Sometimes, Darnielle uses the quiet to add tension to the song’s action. “Sept 15 1983” tells of the violent murder of reggae singer Prince Far I. But, while we get the gory details — the knives, the blood, even the smell of leftover food as paramedics rush in — the song itself is a pleasant, reggae-tinged breeze that poignantly shows the irony of a man so known for the heartfelt love in his music to meet such a violent end. It’s one of the quietest moments on the record, but it may be the most intensely heartbreaking.
There are also some small flourishes of production that bolster these already fantastic songs. “Michael Myers Resplendent” — yes, about the guy from Halloween — uses strings to stretch out and raise the tension to cinematic heights. The down-in-a-bunker apocalyptic “Craters on the Moon” fades and fuzzes in the middle, with Darnielle’s strident shout buried deep in the track, before the drums kick in and it sounds like the ceiling joists are busting and it’ll all come tumbling down. Like many moments on the record, it is a moment of mania. But where Heretic Pride succeeds is in variety. We never see the same mania twice, never repeat the same angle. The doom-thirsty group of survivors in “Craters on the Moon” wouldn’t consort with the distant lover in “Autoclave”, and vice-versa.
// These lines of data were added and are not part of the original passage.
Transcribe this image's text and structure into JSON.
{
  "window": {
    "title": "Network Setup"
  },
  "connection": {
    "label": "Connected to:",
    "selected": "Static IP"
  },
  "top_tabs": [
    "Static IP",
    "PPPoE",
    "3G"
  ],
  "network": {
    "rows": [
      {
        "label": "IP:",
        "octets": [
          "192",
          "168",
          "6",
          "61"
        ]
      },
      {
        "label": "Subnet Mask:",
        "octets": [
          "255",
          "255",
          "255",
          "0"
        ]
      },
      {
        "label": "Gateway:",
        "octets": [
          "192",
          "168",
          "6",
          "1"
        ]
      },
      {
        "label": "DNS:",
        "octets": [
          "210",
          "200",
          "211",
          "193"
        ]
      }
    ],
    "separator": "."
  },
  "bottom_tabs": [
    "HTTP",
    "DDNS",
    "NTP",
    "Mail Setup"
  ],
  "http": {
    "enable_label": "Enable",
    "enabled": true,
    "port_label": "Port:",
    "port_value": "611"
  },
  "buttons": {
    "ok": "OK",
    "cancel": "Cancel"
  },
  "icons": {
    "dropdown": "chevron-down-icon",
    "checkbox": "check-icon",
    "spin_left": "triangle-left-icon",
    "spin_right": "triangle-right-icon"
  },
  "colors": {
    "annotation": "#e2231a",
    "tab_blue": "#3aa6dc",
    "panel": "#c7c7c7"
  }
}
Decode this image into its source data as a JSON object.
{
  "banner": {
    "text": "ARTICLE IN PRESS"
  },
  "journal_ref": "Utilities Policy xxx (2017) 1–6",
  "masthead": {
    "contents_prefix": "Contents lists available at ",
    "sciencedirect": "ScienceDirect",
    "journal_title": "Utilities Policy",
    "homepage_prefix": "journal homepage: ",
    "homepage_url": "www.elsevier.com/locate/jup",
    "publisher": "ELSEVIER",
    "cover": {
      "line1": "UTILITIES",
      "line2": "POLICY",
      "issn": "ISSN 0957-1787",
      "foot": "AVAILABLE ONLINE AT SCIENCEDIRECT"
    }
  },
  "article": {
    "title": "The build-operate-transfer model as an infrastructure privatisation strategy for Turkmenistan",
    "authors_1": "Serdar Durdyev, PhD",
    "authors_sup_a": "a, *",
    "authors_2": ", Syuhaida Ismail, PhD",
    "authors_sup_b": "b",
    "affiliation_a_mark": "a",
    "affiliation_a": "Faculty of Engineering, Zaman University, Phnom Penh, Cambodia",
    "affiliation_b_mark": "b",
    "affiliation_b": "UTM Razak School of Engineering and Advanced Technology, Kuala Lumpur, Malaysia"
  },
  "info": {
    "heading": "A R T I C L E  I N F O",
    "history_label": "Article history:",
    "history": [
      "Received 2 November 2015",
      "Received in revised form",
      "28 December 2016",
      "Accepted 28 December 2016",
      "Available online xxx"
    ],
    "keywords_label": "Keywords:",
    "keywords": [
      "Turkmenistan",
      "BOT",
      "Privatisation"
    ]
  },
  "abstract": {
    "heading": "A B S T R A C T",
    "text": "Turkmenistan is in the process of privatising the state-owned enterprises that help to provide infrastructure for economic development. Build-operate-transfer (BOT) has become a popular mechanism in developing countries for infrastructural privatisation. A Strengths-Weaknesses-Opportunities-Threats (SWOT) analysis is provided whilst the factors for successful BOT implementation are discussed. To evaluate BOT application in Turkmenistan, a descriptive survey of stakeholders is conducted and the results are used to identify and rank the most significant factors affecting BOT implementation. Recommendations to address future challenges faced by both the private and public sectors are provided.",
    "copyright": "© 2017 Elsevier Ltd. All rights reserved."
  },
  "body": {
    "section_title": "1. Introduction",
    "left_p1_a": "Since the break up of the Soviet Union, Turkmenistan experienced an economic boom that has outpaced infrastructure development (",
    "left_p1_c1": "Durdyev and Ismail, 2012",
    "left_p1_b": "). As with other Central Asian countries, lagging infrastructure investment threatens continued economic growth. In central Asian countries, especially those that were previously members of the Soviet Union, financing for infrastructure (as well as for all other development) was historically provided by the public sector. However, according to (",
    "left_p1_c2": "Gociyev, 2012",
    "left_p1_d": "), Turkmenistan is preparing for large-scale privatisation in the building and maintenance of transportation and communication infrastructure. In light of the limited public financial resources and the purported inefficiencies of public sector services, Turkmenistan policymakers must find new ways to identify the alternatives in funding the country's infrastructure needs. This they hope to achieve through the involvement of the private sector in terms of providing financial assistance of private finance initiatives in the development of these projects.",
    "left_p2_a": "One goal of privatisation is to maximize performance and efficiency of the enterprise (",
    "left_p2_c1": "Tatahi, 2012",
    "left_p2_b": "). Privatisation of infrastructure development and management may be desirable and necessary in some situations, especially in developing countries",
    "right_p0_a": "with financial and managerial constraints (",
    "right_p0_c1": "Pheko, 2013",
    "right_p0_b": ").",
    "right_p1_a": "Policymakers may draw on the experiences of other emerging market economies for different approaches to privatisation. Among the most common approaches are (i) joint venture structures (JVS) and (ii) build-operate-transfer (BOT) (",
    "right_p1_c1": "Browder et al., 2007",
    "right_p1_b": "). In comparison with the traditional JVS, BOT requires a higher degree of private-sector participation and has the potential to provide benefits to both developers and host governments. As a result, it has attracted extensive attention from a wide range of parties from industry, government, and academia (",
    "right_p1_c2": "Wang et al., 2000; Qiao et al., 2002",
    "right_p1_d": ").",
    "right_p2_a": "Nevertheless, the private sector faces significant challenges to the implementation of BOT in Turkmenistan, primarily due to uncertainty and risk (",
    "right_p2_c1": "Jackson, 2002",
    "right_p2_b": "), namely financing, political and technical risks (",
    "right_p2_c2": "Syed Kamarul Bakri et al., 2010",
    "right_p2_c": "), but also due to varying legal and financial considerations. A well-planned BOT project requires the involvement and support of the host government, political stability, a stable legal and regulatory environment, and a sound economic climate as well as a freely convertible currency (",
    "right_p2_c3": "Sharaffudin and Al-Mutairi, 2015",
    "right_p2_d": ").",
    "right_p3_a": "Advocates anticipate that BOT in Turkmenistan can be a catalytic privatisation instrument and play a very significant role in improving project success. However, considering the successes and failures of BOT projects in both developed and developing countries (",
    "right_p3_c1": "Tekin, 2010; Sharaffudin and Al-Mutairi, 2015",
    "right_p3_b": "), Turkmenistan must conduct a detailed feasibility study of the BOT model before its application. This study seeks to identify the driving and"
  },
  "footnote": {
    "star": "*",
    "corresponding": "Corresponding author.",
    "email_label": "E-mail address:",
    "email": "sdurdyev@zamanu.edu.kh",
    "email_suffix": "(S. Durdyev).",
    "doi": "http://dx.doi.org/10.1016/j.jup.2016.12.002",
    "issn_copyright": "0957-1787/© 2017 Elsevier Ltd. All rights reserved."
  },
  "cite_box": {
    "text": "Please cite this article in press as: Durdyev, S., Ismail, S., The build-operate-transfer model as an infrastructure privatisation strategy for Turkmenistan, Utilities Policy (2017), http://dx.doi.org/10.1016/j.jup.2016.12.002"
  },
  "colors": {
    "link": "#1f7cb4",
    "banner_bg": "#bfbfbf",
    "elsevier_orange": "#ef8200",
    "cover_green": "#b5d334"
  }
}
If Get Lonely was a confident artistic statement for Darnielle, where the frantic, excitable singer reels the emoting in to craft something quiet and devastatingly internal, then Heretic Pride is the other side of that confident coin. He turns up the volume, sings until the veins swell in his neck, indulges in his self-possessed and sometimes unlikable characters, and manages to make an album that sounds startling and vital. Darnielle has done a lot with very few ingredients over his prolific career, and Heretic Pride, for all its monsters and darkness, may be the best combination of his strengths to date.